Segundo especialistas do setor, a adição de etanol contribui para uma queima mais limpa do combustível, reduzindo a emissão de gases que intensificam o efeito estufa. Além disso, a produção nacional de etanol impulsiona a economia, gera empregos e fortalece o agronegócio, especialmente nas regiões produtoras de cana.
Por outro lado, o aumento da proporção de etanol na gasolina gera debates entre consumidores e fabricantes de veículos. Como o etanol possui menor poder energético do que a gasolina, alguns motoristas podem perceber um leve aumento no consumo de combustível, dependendo do modelo do veículo e das condições de uso.
As autoridades afirmam que qualquer alteração na composição da gasolina é precedida por estudos técnicos para garantir a segurança, a eficiência dos motores e o abastecimento do mercado. O objetivo é conciliar desenvolvimento econômico, sustentabilidade ambiental e segurança energética.

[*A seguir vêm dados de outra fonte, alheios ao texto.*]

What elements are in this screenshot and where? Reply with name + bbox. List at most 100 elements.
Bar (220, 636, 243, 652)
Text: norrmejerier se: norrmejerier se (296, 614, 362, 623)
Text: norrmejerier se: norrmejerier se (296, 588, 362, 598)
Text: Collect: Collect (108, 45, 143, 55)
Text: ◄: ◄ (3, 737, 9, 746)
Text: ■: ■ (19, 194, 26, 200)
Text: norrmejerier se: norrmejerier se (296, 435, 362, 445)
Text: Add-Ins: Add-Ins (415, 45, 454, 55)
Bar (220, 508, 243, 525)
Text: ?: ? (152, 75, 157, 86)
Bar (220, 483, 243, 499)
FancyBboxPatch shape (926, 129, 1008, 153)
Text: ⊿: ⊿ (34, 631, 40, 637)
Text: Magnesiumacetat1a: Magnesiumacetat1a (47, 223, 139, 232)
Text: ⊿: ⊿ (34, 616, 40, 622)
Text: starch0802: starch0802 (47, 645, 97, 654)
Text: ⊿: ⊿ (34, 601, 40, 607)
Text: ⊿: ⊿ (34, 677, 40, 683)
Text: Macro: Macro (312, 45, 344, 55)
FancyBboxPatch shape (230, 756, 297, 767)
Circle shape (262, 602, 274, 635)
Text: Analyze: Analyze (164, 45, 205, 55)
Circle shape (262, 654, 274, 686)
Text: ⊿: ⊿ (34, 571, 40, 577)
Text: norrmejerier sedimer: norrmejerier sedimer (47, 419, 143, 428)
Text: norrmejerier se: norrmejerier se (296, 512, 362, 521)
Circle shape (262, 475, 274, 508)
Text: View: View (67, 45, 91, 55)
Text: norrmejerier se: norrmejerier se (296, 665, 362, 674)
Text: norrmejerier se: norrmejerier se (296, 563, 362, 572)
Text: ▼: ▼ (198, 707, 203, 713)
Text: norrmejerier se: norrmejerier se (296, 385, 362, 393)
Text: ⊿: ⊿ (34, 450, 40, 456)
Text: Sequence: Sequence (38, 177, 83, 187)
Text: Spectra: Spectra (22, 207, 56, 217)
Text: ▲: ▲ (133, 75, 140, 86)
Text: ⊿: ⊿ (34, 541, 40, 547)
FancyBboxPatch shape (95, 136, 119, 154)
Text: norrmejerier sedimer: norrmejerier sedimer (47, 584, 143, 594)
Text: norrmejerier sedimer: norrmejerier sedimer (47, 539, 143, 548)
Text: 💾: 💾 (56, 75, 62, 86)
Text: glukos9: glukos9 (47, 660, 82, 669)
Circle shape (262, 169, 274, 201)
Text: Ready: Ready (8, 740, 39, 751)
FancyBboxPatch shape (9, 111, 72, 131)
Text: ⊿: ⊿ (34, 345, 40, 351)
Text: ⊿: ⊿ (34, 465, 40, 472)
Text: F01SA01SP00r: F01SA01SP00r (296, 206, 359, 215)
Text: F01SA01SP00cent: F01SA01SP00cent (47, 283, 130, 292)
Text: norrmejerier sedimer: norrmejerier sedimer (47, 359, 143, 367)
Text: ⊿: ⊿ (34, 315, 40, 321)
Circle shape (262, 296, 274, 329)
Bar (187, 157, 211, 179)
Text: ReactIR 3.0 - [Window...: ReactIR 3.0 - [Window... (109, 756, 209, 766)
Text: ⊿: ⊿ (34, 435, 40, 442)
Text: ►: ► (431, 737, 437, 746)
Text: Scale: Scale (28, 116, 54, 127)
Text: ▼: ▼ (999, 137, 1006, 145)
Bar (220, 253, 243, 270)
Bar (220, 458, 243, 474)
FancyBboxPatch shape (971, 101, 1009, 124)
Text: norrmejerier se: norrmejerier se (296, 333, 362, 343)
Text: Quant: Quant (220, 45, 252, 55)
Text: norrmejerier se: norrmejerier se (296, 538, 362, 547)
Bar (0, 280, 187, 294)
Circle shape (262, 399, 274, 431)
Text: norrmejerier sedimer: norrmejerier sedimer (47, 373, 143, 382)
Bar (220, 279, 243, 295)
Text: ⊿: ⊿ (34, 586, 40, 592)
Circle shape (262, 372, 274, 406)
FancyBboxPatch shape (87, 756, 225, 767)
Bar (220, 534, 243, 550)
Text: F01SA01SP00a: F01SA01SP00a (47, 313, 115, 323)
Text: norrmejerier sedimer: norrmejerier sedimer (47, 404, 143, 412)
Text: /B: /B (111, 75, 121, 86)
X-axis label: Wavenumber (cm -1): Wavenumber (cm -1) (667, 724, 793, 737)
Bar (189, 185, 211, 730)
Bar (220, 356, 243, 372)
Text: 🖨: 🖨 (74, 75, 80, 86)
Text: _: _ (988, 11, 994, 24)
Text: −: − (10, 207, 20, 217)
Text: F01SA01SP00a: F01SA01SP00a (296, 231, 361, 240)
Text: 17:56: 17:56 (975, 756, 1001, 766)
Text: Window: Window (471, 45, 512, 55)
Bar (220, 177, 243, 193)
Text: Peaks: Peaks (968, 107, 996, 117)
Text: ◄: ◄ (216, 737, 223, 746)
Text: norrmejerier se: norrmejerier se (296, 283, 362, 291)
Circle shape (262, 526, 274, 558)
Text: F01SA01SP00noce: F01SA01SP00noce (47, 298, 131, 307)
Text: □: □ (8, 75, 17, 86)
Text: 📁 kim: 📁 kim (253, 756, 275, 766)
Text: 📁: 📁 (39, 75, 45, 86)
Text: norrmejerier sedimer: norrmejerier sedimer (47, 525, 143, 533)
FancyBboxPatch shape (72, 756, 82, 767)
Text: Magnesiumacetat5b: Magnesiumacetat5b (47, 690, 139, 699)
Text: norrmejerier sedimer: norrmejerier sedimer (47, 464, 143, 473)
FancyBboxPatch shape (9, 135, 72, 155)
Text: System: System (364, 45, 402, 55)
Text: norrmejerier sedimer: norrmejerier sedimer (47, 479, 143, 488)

Enquanto a discussão sobre a transição para combustíveis mais limpos avança, a gasolina com etanol continua sendo uma das principais alternativas adotadas pelo Brasil para reduzir impactos ambientais sem comprometer a mobilidade da população. A expectativa é que o investimento em biocombustíveis e novas tecnologias fortaleça ainda mais o papel do país na busca por uma matriz energética mais sustentável.